The European Commission announced on Thursday the opening of an infringement procedure against Spain for considering that it gives “discriminatory tax treatment” to foreigners who rent their homes. Brussels has so far sent a letter to the government reminding it that Spanish law is a “restriction on the free movement of capital” within the European Economic Area. The EU executive gives him two months to adapt the rules. Otherwise, it could run a gear that could end with a complaint in the Court of Justice of the EU and sanctions.

Citizens or companies resident in Spain enjoy a general 60% reduction for the net income obtained from renting a dwelling for habitual use when they file their income tax return. However, this deduction is not applicable when the landlord is a foreign person or investor. As reported today by the European Commission, Brussels considers that this exception violates the Treaty on the Functioning of the EU, which states that “all restrictions on the movement of capital between Member States and between Member States and third countries are prohibited.
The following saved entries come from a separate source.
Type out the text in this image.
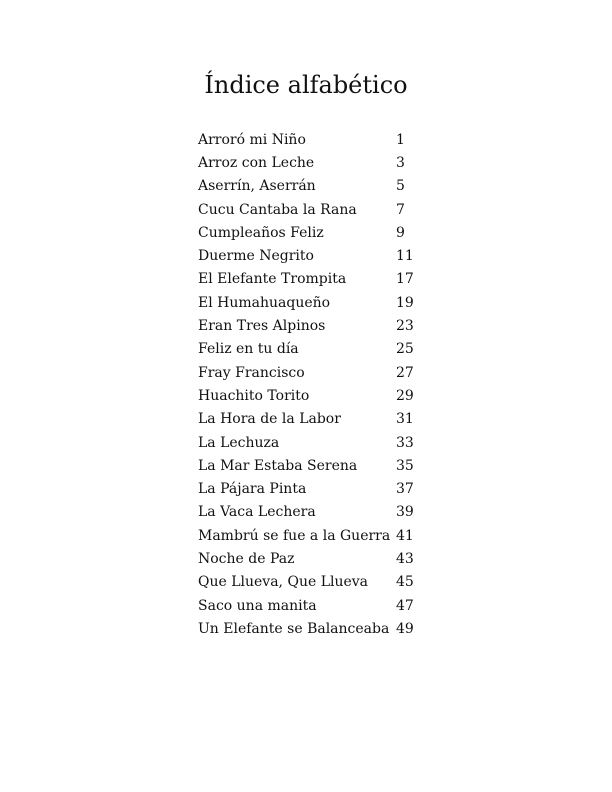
Índice alfabético
Arroró mi Niño	1
Arroz con Leche	3
Aserrín, Aserrán	5
Cucu Cantaba la Rana	7
Cumpleaños Feliz	9
Duerme Negrito	11
El Elefante Trompita	17
El Humahuaqueño	19
Eran Tres Alpinos	23
Feliz en tu día	25
Fray Francisco	27
Huachito Torito	29
La Hora de la Labor	31
La Lechuza	33
La Mar Estaba Serena	35
La Pájara Pinta	37
La Vaca Lechera	39
Mambrú se fue a la Guerra 41
Noche de Paz	43
Que Llueva, Que Llueva	45
Saco una manita	47
Un Elefante se Balanceaba 49
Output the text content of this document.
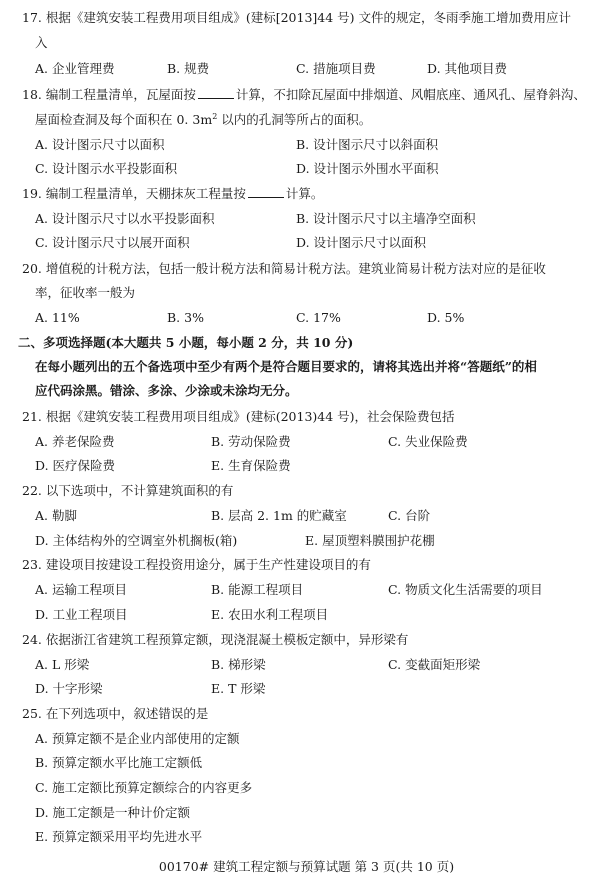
17. 根据《建筑安装工程费用项目组成》(建标[2013]44 号) 文件的规定，冬雨季施工增加费用应计
入
A. 企业管理费	B. 规费	C. 措施项目费	D. 其他项目费
18. 编制工程量清单，瓦屋面按	计算，不扣除瓦屋面中排烟道、风帽底座、通风孔、屋脊斜沟、
屋面检查洞及每个面积在 0. $3m^2$ 以内的孔洞等所占的面积。
A. 设计图示尺寸以面积	B. 设计图示尺寸以斜面积
C. 设计图示水平投影面积	D. 设计图示外围水平面积
19. 编制工程量清单，天棚抹灰工程量按	计算。
A. 设计图示尺寸以水平投影面积	B. 设计图示尺寸以主墙净空面积
C. 设计图示尺寸以展开面积	D. 设计图示尺寸以面积
20. 增值税的计税方法，包括一般计税方法和简易计税方法。建筑业简易计税方法对应的是征收
率，征收率一般为
A. 11%	B. 3%	C. 17%	D. 5%
二、多项选择题(本大题共 5 小题，每小题 2 分，共 10 分)
在每小题列出的五个备选项中至少有两个是符合题目要求的，请将其选出并将“答题纸”的相
应代码涂黑。错涂、多涂、少涂或未涂均无分。
21. 根据《建筑安装工程费用项目组成》(建标(2013)44 号)，社会保险费包括
A. 养老保险费	B. 劳动保险费	C. 失业保险费
D. 医疗保险费	E. 生育保险费
22. 以下选项中，不计算建筑面积的有
A. 勒脚	B. 层高 2. 1m 的贮藏室	C. 台阶
D. 主体结构外的空调室外机搁板(箱)	E. 屋顶塑料膜围护花棚
23. 建设项目按建设工程投资用途分，属于生产性建设项目的有
A. 运输工程项目	B. 能源工程项目	C. 物质文化生活需要的项目
D. 工业工程项目	E. 农田水利工程项目
24. 依据浙江省建筑工程预算定额，现浇混凝土模板定额中，异形梁有
A. L 形梁	B. 梯形梁	C. 变截面矩形梁
D. 十字形梁	E. T 形梁
25. 在下列选项中，叙述错误的是
A. 预算定额不是企业内部使用的定额
B. 预算定额水平比施工定额低
C. 施工定额比预算定额综合的内容更多
D. 施工定额是一种计价定额
E. 预算定额采用平均先进水平
00170# 建筑工程定额与预算试题 第 3 页(共 10 页)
The Commission has formally asked Spain by letter to remove this proviso as it considers that “investors” from other countries are “subject to different treatment which unduly restricts the free movement of capital”. The Commission warns that if no action is taken within two months, it could send it a reasoned opinion. Ultimately, the procedure may end in the Luxembourg Court with sanctions.

The same can happen to you if you do not amend your legislation on the treatment of capital gains. Spanish law exempts, subject to conditions, transfers of shares to tax residents in Spain and other EU member states from this tax. However, it leaves out Norway, Iceland and Liechtenstein, which are part of the European Economic Area. Brussels warns that this legislation also violates EU treaties and gives Spain two months to amend its rules.